Tribune libre de Guiorgui Vodé
Soirée historique dans Paris ce 12 avril 2013 ! Mobilisée pour cette énergique protestation contre les tripatouillages légalistes perpétrés au Sénat, Révolution Rose était partout !
Bien en vue sur la place Edmond Rostand, affichant pancartes et banderoles, tous affublés de notre bonnet phrygien rose, nous avons participé activement au joyeux désordre de cette fameuse nuit.
Tout commence rue de Médicis, après l’ordre de dispersion générale prononcé par les responsables de la Manif pour Tous : alors que certains tentent désespérément de passer outre le charmant contrôle champêtre dressé par quelques CRS en maraude, nous montons sur le muret du Luxembourg, fièrement, banderoles à la main ! « Hollande, sois pas TÊTU ! » peut-on lire, entre autres. Nos amis les fonctionnaires de la maréchaussée ayant décidé de mettre un peu d’ambiance par de joyeuses chorégraphies martiales et autres amusants systèmes de fumée blanche, nous nous replions sur un abribus, arborant toujours nos revendications. Puis, toujours enthousiasmés par cette festive vague noire qui décidément va vraiment à la rencontre de son public, nous passons sur la fontaine de la grande place. Tout ceci est bien plaisant, mais alors que le bouquet final se prépare avec l’arrivée d’un grand nombre d’artistes encagés dans leur Kevlar, il faut encore reculer pour mieux admirer ! Nous voilà au commencement de la rue Soufflot, gênant voitures et touristes, proposant assistance avec force sérums physiologiques à tous ceux que le spectacle a tant ému qu’ils en pleurent. Et là, c’est le drame.

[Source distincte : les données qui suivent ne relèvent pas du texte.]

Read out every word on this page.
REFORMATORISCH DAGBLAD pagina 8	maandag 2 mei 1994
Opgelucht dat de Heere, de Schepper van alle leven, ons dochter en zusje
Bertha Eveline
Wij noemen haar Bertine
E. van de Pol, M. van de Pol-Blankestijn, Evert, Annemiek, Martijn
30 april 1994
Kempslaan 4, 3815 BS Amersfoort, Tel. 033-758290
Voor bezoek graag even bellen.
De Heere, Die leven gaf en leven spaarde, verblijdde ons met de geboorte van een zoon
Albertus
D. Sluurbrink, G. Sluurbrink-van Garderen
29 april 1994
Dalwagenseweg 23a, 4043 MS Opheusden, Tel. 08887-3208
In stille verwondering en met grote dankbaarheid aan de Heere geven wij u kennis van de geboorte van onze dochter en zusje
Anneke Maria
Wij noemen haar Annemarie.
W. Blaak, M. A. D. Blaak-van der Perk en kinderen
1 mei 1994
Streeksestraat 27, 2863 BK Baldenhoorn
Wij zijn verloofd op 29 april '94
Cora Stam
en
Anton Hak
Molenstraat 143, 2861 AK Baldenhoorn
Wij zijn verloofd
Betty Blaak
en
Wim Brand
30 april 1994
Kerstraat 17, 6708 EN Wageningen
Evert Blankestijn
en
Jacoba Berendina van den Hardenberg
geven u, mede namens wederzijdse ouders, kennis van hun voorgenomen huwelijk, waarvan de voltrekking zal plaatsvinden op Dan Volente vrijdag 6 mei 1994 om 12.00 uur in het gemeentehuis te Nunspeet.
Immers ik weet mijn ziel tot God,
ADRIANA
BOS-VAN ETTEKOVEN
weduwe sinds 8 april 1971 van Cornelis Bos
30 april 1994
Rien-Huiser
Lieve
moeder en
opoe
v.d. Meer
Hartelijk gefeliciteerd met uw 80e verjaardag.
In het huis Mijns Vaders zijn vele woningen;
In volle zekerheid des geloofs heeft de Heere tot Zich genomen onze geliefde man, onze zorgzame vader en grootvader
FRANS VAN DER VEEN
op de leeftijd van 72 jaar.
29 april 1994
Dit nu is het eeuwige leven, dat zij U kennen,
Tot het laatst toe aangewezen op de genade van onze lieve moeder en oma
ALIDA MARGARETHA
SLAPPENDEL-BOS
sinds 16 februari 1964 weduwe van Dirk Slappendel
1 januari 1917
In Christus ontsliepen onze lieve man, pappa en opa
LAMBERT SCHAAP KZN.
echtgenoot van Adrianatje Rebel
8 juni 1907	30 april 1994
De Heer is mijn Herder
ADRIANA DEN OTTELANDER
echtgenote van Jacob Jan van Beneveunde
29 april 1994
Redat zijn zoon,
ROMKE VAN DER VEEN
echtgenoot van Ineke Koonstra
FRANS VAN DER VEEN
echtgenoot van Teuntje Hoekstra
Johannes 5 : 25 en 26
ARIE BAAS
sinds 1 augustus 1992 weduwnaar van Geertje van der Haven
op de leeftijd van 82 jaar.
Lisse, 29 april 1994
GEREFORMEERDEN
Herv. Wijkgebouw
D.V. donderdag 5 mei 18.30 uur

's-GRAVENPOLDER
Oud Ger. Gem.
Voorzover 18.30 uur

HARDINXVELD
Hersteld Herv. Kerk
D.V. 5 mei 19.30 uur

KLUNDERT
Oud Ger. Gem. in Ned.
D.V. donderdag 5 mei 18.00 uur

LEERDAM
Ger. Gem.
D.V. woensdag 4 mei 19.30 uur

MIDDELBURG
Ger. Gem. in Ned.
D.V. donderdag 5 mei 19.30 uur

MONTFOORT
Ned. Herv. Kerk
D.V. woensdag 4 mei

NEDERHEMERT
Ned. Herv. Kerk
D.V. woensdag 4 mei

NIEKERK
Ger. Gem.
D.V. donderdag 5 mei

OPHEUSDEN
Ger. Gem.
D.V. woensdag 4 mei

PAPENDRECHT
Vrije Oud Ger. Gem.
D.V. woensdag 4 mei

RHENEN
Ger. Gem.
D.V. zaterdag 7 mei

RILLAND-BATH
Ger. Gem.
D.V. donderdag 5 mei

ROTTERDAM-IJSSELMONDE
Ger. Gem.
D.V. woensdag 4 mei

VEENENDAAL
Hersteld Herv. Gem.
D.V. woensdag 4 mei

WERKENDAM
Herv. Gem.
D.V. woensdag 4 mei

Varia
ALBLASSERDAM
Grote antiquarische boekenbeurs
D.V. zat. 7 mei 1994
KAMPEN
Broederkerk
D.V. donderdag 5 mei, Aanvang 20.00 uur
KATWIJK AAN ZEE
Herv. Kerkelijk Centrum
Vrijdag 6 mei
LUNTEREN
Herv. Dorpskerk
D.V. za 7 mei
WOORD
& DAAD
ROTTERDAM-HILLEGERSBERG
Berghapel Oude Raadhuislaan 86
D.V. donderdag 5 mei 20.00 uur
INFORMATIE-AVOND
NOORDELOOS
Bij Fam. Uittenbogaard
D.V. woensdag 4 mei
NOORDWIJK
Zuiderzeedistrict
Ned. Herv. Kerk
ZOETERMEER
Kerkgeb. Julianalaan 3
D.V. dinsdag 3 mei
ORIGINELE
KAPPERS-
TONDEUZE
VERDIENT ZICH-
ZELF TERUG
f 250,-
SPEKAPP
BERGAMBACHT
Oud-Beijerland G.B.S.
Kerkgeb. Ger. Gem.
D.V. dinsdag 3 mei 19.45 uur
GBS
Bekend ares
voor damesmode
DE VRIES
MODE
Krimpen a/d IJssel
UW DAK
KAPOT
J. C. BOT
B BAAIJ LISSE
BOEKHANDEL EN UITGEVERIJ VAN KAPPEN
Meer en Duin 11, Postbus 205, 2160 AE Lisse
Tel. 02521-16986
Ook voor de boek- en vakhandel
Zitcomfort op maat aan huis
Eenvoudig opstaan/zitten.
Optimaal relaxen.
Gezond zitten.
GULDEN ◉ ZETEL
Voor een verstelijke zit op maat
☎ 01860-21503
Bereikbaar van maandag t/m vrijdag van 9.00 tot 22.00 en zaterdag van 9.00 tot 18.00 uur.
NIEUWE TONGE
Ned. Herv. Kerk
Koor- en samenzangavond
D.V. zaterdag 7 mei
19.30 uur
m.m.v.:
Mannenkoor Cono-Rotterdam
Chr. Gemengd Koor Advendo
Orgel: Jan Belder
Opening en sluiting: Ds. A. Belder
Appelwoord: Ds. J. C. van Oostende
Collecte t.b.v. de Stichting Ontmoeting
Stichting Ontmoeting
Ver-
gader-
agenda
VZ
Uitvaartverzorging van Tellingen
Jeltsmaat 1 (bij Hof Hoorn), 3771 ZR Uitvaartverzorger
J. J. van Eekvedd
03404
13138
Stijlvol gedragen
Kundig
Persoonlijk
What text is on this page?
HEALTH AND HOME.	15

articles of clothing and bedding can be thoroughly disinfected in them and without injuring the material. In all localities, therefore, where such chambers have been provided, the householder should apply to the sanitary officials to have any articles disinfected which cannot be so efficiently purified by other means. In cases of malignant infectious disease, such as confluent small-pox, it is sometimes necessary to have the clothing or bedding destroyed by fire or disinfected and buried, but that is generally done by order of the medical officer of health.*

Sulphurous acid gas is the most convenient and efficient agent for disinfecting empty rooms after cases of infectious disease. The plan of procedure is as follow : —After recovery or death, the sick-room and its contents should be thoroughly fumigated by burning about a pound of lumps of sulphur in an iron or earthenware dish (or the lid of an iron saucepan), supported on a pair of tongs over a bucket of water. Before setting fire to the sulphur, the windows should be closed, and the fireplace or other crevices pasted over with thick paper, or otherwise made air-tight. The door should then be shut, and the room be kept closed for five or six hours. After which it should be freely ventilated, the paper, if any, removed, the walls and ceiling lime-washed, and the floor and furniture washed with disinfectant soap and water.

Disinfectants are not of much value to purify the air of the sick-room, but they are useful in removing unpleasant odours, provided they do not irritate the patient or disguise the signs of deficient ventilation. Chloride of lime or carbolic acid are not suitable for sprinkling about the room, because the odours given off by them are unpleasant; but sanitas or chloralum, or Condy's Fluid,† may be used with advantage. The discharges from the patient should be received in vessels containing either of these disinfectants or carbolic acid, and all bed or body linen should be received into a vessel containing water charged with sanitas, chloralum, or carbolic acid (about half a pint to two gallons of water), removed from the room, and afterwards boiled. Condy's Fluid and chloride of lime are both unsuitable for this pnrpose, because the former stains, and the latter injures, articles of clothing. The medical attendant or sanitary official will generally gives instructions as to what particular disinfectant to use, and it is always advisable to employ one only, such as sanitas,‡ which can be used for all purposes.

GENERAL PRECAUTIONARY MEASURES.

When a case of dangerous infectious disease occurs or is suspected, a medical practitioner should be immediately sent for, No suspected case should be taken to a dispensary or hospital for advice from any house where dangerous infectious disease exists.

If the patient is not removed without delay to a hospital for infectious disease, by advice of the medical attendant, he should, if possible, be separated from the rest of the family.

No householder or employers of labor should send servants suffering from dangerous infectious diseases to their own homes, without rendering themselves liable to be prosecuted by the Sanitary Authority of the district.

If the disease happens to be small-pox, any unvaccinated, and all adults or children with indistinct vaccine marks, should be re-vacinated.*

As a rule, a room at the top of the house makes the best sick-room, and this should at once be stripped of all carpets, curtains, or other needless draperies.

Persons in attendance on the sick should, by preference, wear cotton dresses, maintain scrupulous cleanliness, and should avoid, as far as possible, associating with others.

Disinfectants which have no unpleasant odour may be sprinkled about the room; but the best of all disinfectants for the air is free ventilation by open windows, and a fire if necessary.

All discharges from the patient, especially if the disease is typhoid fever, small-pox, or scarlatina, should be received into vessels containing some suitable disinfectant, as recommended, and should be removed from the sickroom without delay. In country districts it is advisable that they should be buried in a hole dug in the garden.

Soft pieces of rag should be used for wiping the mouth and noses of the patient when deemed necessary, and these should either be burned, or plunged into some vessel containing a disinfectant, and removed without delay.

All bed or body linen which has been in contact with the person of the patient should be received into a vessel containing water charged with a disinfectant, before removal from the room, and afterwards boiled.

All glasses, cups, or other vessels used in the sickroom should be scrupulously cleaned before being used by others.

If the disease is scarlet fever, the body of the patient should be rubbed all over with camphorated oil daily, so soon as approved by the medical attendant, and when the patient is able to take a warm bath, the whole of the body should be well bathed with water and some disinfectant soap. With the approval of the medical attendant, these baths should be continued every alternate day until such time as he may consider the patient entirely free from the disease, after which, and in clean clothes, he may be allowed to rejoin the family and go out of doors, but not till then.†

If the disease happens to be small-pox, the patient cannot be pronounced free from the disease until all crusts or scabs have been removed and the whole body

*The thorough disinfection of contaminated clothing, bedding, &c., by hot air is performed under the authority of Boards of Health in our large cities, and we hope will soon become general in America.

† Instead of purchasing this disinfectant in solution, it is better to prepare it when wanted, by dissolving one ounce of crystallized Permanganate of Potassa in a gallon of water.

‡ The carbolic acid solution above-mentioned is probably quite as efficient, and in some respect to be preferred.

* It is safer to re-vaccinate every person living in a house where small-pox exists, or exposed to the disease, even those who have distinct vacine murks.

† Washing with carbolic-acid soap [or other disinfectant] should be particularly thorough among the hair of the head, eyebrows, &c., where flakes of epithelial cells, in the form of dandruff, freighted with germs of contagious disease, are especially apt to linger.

La police scinde en quatre zones la place Edmond Rostand, appliquant le célèbre adage « diviser pour mieux régner », et, ce faisant, nous coupe de nos camarades d’un soir. Qu’à cela ne tienne, Révolution Rose continue de faire parler d’elle, allant poser devant quelques policiers en grande photo de famille, tout ceci au son de notre Marseillaise bien-aimée. Sur un coup de génie, nous souvenant qu’il y a de ça un mois, nous avions enterré la Démocratie devant les Grands Hommes, nous lançons un fantasque cortège vers le Panthéon, pour continuer cette si belle soirée qui ne fait que commencer. Des hérauts du mouvement sont envoyés sur les lieux où se trouvent encore quelques irréductibles, pour les convier à la noce. Après quelques péripéties, dont la perte de vue de deux compagnons, qui révèleront plus tard être allés se reposer chez une partisane du mariage-mirage, le ralliement d’une colonne coupée en deux par la charge d’hommes en noir, une procession lente et solennelle de 300 jeunes sur la chaussée du Quartier Latin puis dans la moitié de Paris se met en place, accompagnée d’un concert de klaxons amusés. Chants, slogans et cris du cœur rythment cette marche spontanée, aux couleurs de notre drapeau chéri. Ici, pas de violence, pas d’animosité quelconque, juste une ambiance détendue et sonore. Etant donné le volume, tant physique que sonore, que notre cortège occupe, nous commençons étrangement à nous sentir suivis. Notre troupe de joyeux lurons s’égaye peu à peu, et pour finir le mouvement se scinde sur la rive droite.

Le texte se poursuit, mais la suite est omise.